Au cœur de Paris, dans l’enceinte de l’École Militaire fondée le 18 janvier 1751 par Louis XV « pour entretenir et éduquer dans la guerre cinq cents jeunes gentilhommes », l’École de Guerre prépare les officiers supérieurs sélectionnés sur concours des armées françaises, amies et alliées à devenir les chefs militaires de demain. Elle succède au Collège Interarmées de Défense (CID), créé en 1993 par le regroupement des Écoles Supérieures de Guerre de chaque armée et de la Gendarmerie Nationale.
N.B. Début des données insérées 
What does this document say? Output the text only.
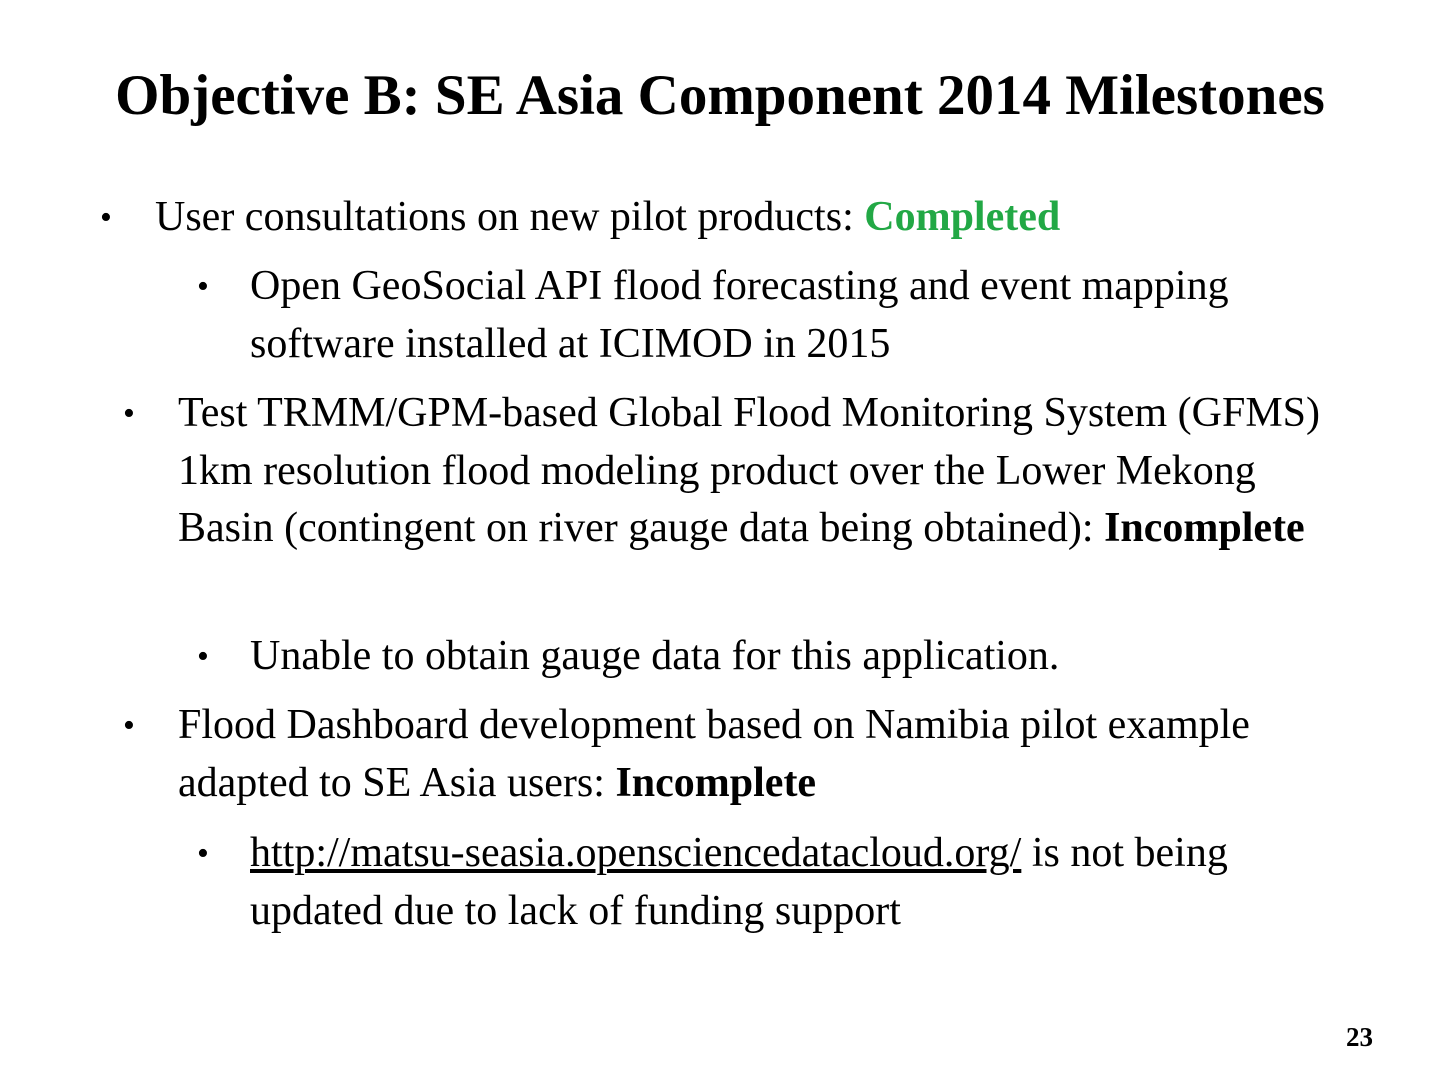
Objective B: SE Asia Component 2014 Milestones
• User consultations on new pilot products: Completed
• Open GeoSocial API flood forecasting and event mapping software installed at ICIMOD in 2015
• Test TRMM/GPM-based Global Flood Monitoring System (GFMS) 1km resolution flood modeling product over the Lower Mekong Basin (contingent on river gauge data being obtained): Incomplete
• Unable to obtain gauge data for this application.
• Flood Dashboard development based on Namibia pilot example adapted to SE Asia users: Incomplete
• http://matsu-seasia.opensciencedatacloud.org/ is not being updated due to lack of funding support
23
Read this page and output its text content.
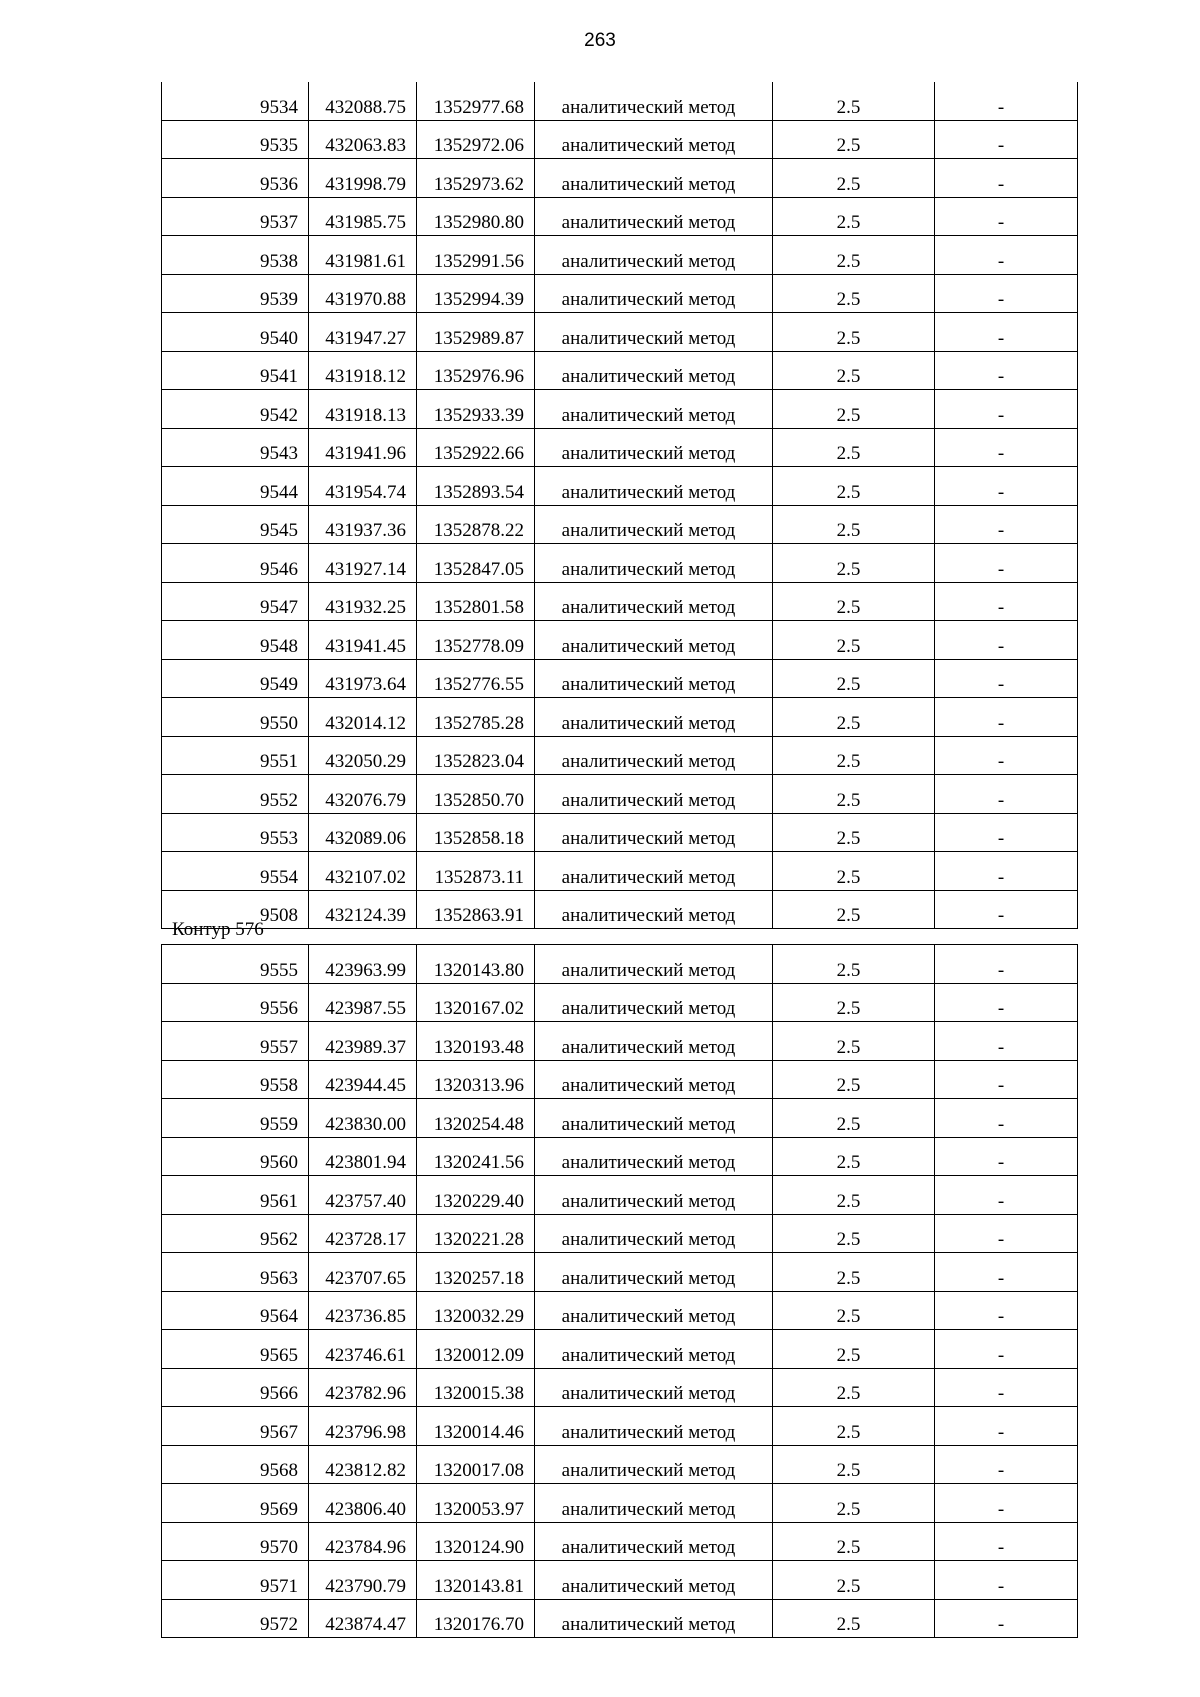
263
9534	432088.75	1352977.68	аналитический метод	2.5	-
9535	432063.83	1352972.06	аналитический метод	2.5	-
9536	431998.79	1352973.62	аналитический метод	2.5	-
9537	431985.75	1352980.80	аналитический метод	2.5	-
9538	431981.61	1352991.56	аналитический метод	2.5	-
9539	431970.88	1352994.39	аналитический метод	2.5	-
9540	431947.27	1352989.87	аналитический метод	2.5	-
9541	431918.12	1352976.96	аналитический метод	2.5	-
9542	431918.13	1352933.39	аналитический метод	2.5	-
9543	431941.96	1352922.66	аналитический метод	2.5	-
9544	431954.74	1352893.54	аналитический метод	2.5	-
9545	431937.36	1352878.22	аналитический метод	2.5	-
9546	431927.14	1352847.05	аналитический метод	2.5	-
9547	431932.25	1352801.58	аналитический метод	2.5	-
9548	431941.45	1352778.09	аналитический метод	2.5	-
9549	431973.64	1352776.55	аналитический метод	2.5	-
9550	432014.12	1352785.28	аналитический метод	2.5	-
9551	432050.29	1352823.04	аналитический метод	2.5	-
9552	432076.79	1352850.70	аналитический метод	2.5	-
9553	432089.06	1352858.18	аналитический метод	2.5	-
9554	432107.02	1352873.11	аналитический метод	2.5	-
9508	432124.39	1352863.91	аналитический метод	2.5	-
Контур 576
9555	423963.99	1320143.80	аналитический метод	2.5	-
9556	423987.55	1320167.02	аналитический метод	2.5	-
9557	423989.37	1320193.48	аналитический метод	2.5	-
9558	423944.45	1320313.96	аналитический метод	2.5	-
9559	423830.00	1320254.48	аналитический метод	2.5	-
9560	423801.94	1320241.56	аналитический метод	2.5	-
9561	423757.40	1320229.40	аналитический метод	2.5	-
9562	423728.17	1320221.28	аналитический метод	2.5	-
9563	423707.65	1320257.18	аналитический метод	2.5	-
9564	423736.85	1320032.29	аналитический метод	2.5	-
9565	423746.61	1320012.09	аналитический метод	2.5	-
9566	423782.96	1320015.38	аналитический метод	2.5	-
9567	423796.98	1320014.46	аналитический метод	2.5	-
9568	423812.82	1320017.08	аналитический метод	2.5	-
9569	423806.40	1320053.97	аналитический метод	2.5	-
9570	423784.96	1320124.90	аналитический метод	2.5	-
9571	423790.79	1320143.81	аналитический метод	2.5	-
9572	423874.47	1320176.70	аналитический метод	2.5	-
Il était temps que l’objectif de la formation de l’enseignement militaire supérieur soit rappelé alors que nos soldats « font » la guerre malgré les polémiques passées sur l’utilisation de ce mot rejeté par l’ancien ministre de la défense Hervé Morin et mis en avant par l’ancien ministre des affaires étrangères Bernard Kouchner. C’est aussi la fin de l’utopie des dividendes de la paix prônées par l’ancien Premier ministre Fabius. Remarquons cependant qu’avant le CID nous avions des écoles supérieures de guerre (ESG) mais il semblerait que les traditions de l’ESG soient gardées dans un autre organisme. Soit.

Il était cependant temps de changer d’époque et de prendre en compte la réalité du monde tel qu’il est et non comme on voudrait qu’il soit.